Thomas Müller-Teufel

Das Ei des Professors

Die Erlegenheitsstrecke zieht sich hin in schwelender Öde. Ruhe ist zwischen den Beinen und es liegt da ein kluger Kopf, aus dessen Augenhöhlen zwei Mittelfinger quellen. Das Licht wechselt. Die Finger krümmen sich zu Augäpfeln, die im Uhrzeigersinn in ihren Schalen kreisen. Dabei entrollt knirschendes Geräusch.

Keine Musik, doch tanzt ganz hinten auf der Bühne der Professor auf seinen abgelegten Lidsäcken. Schweres, mattes Dämmern. Ein aufgescheuchtes Huhn flattert gackernd im Gestühl vor der Bühne. Alles stinkt.

Es schlägt zur Stunde der brechenden Herzen. --- Kaum ist der letzte Herzschlag im Innern verhallt, halten die Schreibtische Einzug: getragen von Idioten. Behutsam werden die Schreibtische auf der Bühne placiert. Die gebeugten Idioten erkundigen sich bei den Tischen, ob sie für diese noch etwas tun dürften. Die Befragten schweigen. Lichtwechsel. Der tanzende Professor deklamiert: Hepp. Hierauf fassen sich die Idioten wechselweise an das Gemächt und die eigene Nase. Der außer Atem kommende Lidsackvirtuose schnappt nach Luft und japst: Hopp. Die Idioten falten das bißchen Stirn. Ein klein wenig Musik. Zwischen den zarten Mundwinkeln der Idioten, durchweg hübsche junge Männer, kräuselt sich eine lipprote Rosette zu einem entzückten Bitte-Bitte. Sie steigern sich zu ihrem schönsten und traurigsten Gesicht. Dem einen wie dem andern kullert die Träne über das Bäckchen und hinab ins feine Grübchen. Musikalische Peripetie. Die Bühne dampft, rhythmisch betrommeln die Idioten die Schreibtische. Bitte, bitte - bitte, bitte. Hepp, hopp - hepp, hopp. Der Professor beendet seinen Tanz mit einer Pirouette. Von den Lidsäcken ist kaum mehr etwas liegengeblieben. Er raunt: Fine, fine.
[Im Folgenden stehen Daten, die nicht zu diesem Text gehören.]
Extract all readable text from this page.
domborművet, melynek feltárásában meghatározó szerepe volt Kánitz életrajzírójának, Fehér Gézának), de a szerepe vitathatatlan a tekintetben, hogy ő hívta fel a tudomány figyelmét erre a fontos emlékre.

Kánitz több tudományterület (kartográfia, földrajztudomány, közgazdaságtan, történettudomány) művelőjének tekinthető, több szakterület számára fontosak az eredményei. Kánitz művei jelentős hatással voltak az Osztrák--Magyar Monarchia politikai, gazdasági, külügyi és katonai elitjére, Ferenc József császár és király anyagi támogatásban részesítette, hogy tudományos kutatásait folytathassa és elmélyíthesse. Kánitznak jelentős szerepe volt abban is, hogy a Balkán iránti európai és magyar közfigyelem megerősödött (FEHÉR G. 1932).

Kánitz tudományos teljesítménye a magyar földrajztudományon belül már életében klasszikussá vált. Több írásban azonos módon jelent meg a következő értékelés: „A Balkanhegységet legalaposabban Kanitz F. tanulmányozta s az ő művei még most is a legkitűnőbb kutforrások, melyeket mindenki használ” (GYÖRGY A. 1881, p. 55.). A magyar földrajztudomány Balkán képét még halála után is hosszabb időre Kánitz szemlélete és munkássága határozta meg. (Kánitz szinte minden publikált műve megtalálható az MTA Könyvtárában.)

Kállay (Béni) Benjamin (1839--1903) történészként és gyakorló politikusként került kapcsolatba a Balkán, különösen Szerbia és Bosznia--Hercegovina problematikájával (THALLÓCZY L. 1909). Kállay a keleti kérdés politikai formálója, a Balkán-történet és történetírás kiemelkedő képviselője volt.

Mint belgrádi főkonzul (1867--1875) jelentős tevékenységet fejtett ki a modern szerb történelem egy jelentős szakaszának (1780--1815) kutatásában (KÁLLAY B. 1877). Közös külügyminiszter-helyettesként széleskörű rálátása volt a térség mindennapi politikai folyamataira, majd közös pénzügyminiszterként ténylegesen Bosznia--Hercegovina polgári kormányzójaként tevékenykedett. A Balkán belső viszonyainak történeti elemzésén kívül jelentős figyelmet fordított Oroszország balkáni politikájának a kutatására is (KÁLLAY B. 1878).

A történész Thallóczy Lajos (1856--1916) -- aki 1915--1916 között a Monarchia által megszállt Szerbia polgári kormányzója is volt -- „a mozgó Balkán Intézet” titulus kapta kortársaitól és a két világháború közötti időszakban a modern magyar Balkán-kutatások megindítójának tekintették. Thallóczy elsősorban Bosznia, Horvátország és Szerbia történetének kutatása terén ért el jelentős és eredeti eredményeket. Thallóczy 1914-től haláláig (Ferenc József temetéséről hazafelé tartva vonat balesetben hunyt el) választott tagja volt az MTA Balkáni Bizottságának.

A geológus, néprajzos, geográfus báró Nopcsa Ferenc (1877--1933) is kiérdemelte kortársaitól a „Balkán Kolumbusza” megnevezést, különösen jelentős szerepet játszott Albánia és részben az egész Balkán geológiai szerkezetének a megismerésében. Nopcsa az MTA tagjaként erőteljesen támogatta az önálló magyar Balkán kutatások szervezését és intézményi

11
Die Idioten heben den verschwitzten und aufgebrühten Tänzer umsichtig auf einen der Schreibtische. Sie machen dabei gute Miene, gesichtslos im Stolz. Als der Professor einen festen Stand findet, dankt er den Idioten mit einem schnellen, freilich deutlichen Griff an Geschlecht und Nase.

Das Licht wird rot. Auftreten etwa 60 Hühner, Hennen und Hähne, die aber von den Anwesenden, obschon sie scharren und scheißen, nicht beachtet werden. Zornig pickt das Federvieh nach dem einen oder anderen Korn auf der Erlegenheitsstrecke. Der Professor schreitet über die Schreibtische. Berunzelt und gemessen. Seine Hose sitzt gut im Schritt, oft ist er mit den Idioten auf Ich und Du. Manche von ihnen sitzen auf den Tischplatten und lassen, mit gestrecktem Hals, die Beine baumeln. Kann eine Schimäre, die im Leeren schaukelt Hintergedanken fressen? Der Professor spricht nun zu leise, als daß er unten im Gestühl vernommen werden könnte.

Einer der eifrigsten Idioten fängt ein Huhn und trägt es ins Licht blinzelnd an den Hühnerfüßen hühnerkopfüber zum Professor. Diesem zu Füßen stehend streckt er ihm das Huhn hin. Es hält ganz still. Kaum sehen sich der Professor und der das Huhn haltende Idiot in die Augen, zaubert der überlegene Mann ein Ei aus der Seitentasche seiner Hose. Mit der einen Hand deutet er auf den Idioten mit Huhn, mit der anderen wirft er das Ei in die Luft. Hepp. Der Idiot läßt das Huhn flattern und versucht aufgeregt, das Ei des Professors aufzufangen. Und es fällt - wieder in die weiche warme Hand des Professors. Der Idiot wird ins Gestühl verwiesen. Die verbleibenden Idioten lachen ihr hübsches Idiotenlachen.